I then thought about Dave Liebman. He seemed perfect. He had developed the soprano to an unprecedented level, he was a dedicated educator and had traveled a similar path of having put down the tenor sax in pursuit of a new and more original voice on the soprano. However, during this stage of my straight horn path, he had already returned to the tenor—which did not exactly boost my confidence in my decision.

But ultimately I did not ask Jane nor Dave—for many reasons. Primarily because I did not want them as mentors, but as heroes.

What’s the difference? The difference is pretty significant.

Heroes inspire us to follow our own path. Mentors tell us which path to take. When you follow a mentor, you do what they do. When you follow a hero, you do as they do. And to bring the point home even further: One gives you a map to follow, the other allows you to create and revise your plan as you go along.

Having a mentor has its perks:

  • Easy access to information.
  • Access to their network of musicians. 
  • And most importantly, they offer you the excuse of being able to say that you were just doing what you were told. So if you don’t succeed you are not forced to bare total responsibility.

This is actually of the issues I have with jazz education, which is that we’re into the business of mentoring, while we should be more in the business of hero-ing. In music pedagogy, students are trained to follow orders, not their musical instincts. They're not trained to take risks, nor to problem solve,  unless it's a math problem. And I’m guilty as charged. I don’t have the answer. But one step in the right direction is to offer students both mentor-ship and hero-ship. Show them what a good map looks like, but then encourage them to go out and create their own.

But a special shout-out to all of mentors and heroes. Your influence us forever implanted.

Don’t Set Goals, Develop Good Habits

Don’t set goals, but develop good and productive habits. One enables you to reach that desired place, the other enables you to stay there.

Goal =  a quick fix solution
Good habits = a way of life

Many see the two as interchangeable. But I see them as being significantly different. 

Here are the issues I have with goals:

1. The effects of goals are often short-lived. We often move on to the next thing once we reach them.

2. We often neglect essential stuff in pursuit of goals. It does not pave the way to a balanced lifestyle.

3. Most goals are not attainable. Or least we tend to quit before attaining them.

Developing productive habits is different. It’s a longer, more patient path, which tends to produce more favorable outcomes over time. And there is a reason I used the word  “outcome” and not “aim.” An "outcome" is a byproduct of habit, whereas an "aim" implies desiring a more immediate result that does not require one to change his or her behavior.

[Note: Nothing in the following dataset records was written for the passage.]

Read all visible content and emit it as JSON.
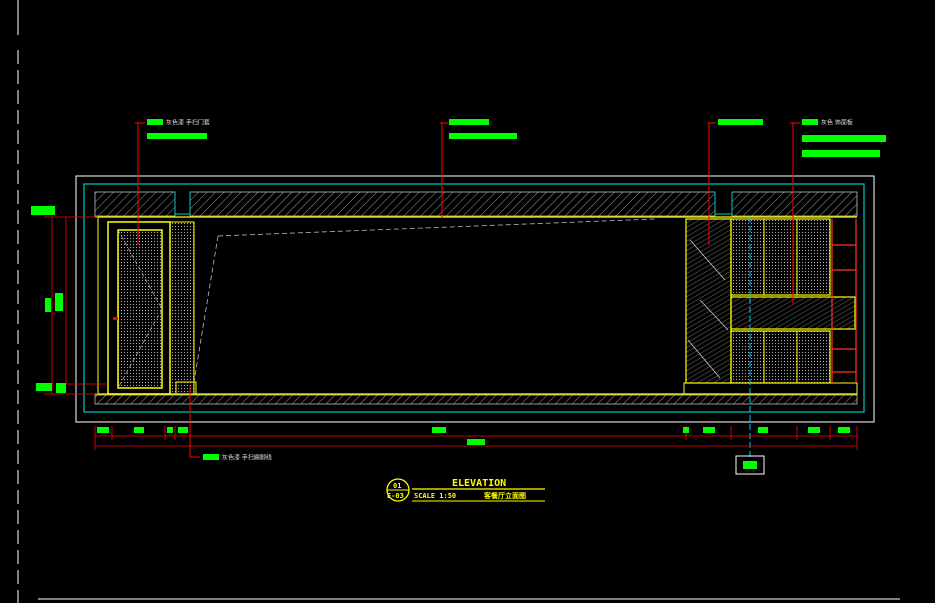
{
  "drawing": {
    "title": "ELEVATION",
    "scale": "SCALE 1:50",
    "subtitle": "客餐厅立面图",
    "bubble_top": "01",
    "bubble_bottom": "E-03"
  },
  "callouts": {
    "top_left_1": "灰色漆 手扫门套",
    "top_right_1": "灰色 饰面板",
    "bottom_left_1": "灰色漆 手扫踢脚线"
  },
  "colors": {
    "background": "#000000",
    "leader": "#ff0000",
    "tag": "#00ff00",
    "outline": "#ffff00",
    "wall": "#00c8c8",
    "hatch": "#a0a0a0",
    "frame": "#ffffff"
  }
}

So I’m not suggesting having no standards, only that your positive outcomes result from who you are, not what you set out to do.

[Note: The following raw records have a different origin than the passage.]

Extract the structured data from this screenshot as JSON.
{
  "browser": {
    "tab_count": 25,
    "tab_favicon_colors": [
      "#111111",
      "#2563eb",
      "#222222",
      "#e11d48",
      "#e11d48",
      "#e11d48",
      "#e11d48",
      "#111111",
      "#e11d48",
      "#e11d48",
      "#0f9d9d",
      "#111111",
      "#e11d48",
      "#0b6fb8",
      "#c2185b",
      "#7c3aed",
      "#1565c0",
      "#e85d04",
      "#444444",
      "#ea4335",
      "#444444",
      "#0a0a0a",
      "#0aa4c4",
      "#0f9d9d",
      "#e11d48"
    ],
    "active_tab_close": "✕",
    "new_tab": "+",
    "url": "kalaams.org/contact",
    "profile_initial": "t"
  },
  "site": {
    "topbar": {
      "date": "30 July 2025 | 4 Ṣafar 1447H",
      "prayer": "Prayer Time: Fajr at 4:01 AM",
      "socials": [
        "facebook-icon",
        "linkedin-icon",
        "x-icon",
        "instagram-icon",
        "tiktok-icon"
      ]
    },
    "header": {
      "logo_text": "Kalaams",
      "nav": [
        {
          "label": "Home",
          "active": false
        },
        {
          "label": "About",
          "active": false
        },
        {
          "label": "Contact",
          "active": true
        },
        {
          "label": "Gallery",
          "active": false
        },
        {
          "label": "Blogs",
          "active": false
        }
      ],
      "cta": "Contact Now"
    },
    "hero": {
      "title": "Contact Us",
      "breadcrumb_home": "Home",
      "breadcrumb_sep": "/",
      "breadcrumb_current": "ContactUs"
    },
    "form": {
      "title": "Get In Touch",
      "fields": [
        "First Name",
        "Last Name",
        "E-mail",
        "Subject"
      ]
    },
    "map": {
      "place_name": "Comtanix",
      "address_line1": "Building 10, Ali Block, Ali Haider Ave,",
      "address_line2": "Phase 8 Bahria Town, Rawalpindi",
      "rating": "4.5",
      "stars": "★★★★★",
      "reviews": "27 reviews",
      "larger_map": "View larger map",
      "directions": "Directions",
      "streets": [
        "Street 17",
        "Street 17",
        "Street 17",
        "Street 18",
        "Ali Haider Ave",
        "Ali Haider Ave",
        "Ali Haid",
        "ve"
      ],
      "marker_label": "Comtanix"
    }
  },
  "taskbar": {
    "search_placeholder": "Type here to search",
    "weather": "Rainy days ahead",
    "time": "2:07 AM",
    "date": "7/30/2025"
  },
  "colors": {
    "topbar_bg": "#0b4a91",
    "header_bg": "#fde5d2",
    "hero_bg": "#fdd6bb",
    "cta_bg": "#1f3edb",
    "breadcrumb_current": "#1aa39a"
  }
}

Don’t be the kind of person who’s practicing 4 hours a day, getting ready for the big gig. Be the type of person who practices regularly.

Don’t be the kind of person planning a big release in the fall. Be the kind of person who releases recordings.

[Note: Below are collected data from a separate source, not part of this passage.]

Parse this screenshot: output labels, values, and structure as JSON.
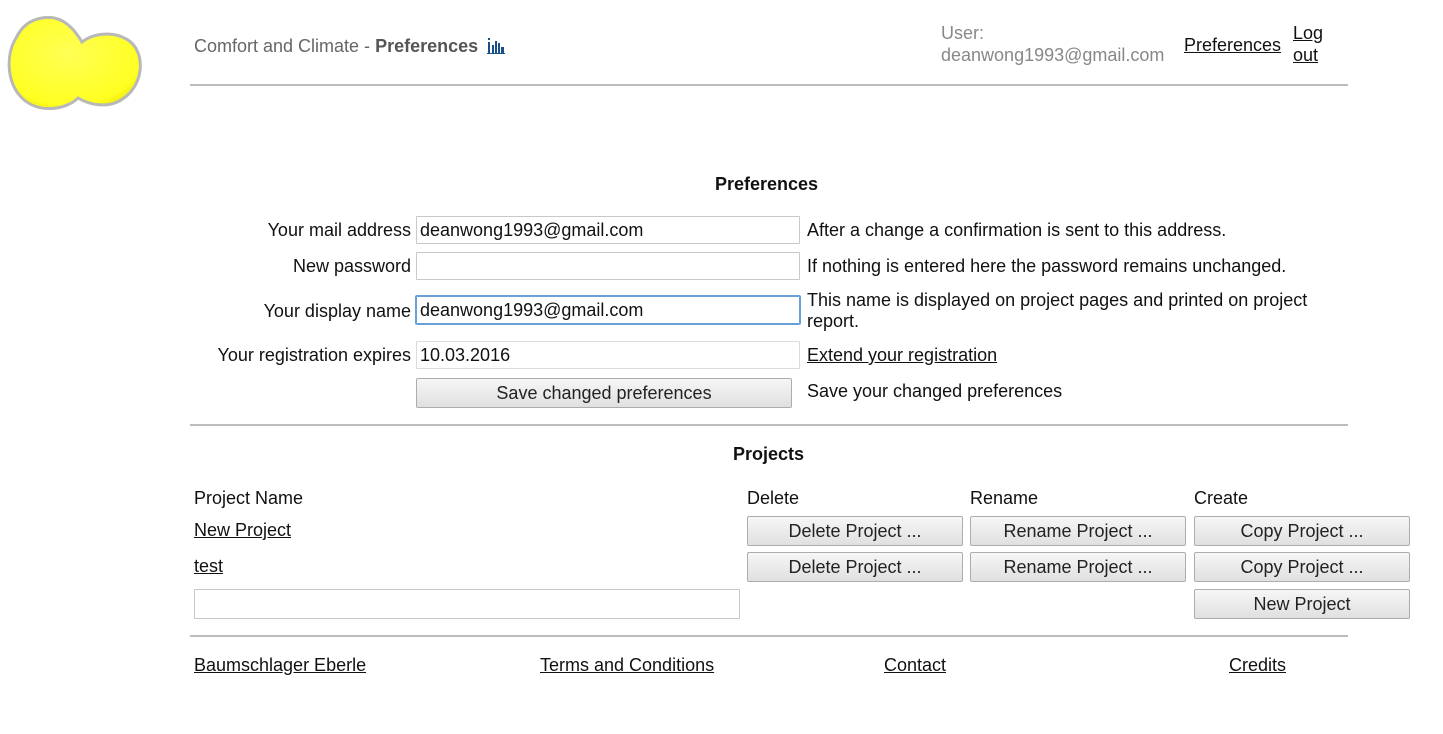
{
  "header": {
    "app_name": "Comfort and Climate - ",
    "page_name": "Preferences",
    "user_label": "User:",
    "user_email": "deanwong1993@gmail.com",
    "preferences_link": "Preferences",
    "logout_link": "Log out"
  },
  "preferences": {
    "title": "Preferences",
    "mail_label": "Your mail address",
    "mail_value": "deanwong1993@gmail.com",
    "mail_hint": "After a change a confirmation is sent to this address.",
    "password_label": "New password",
    "password_value": "",
    "password_hint": "If nothing is entered here the password remains unchanged.",
    "display_label": "Your display name",
    "display_value": "deanwong1993@gmail.com",
    "display_hint": "This name is displayed on project pages and printed on project report.",
    "expires_label": "Your registration expires",
    "expires_value": "10.03.2016",
    "extend_link": "Extend your registration",
    "save_button": "Save changed preferences",
    "save_hint": "Save your changed preferences"
  },
  "projects": {
    "title": "Projects",
    "col_name": "Project Name",
    "col_delete": "Delete",
    "col_rename": "Rename",
    "col_create": "Create",
    "rows": [
      {
        "name": "New Project",
        "delete": "Delete Project ...",
        "rename": "Rename Project ...",
        "copy": "Copy Project ..."
      },
      {
        "name": "test",
        "delete": "Delete Project ...",
        "rename": "Rename Project ...",
        "copy": "Copy Project ..."
      }
    ],
    "new_project_value": "",
    "new_project_button": "New Project"
  },
  "footer": {
    "links": [
      "Baumschlager Eberle",
      "Terms and Conditions",
      "Contact",
      "Credits"
    ]
  },
  "colors": {
    "logo_fill": "#ffff2e",
    "focus_border": "#6a9fd8",
    "info_icon": "#1a4f8a"
  }
}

Look at people who like to go on diets. Guilty as charged!  Rather than being the person trying to lose five pounds, be the person who eats healthy and regularly exercises. You’ll never have to worry about your weight again.

One of my frustrations as a younger musician was that I was always trying to get better, rather than being a person who practices in all 12 keys. Or the kind of person who learns tunes, or transcribes, or merely the person who enjoys expressing himself through his instrument. The latter gets rid of the “tick tock” effect.  When you’re not so goal oriented, you permit yourself to get lost in the process; consequently, internalizing things on a deeper level.

So become a creature of habit, not a goal-oriented creature. It’s a much calmer and more fruitful path.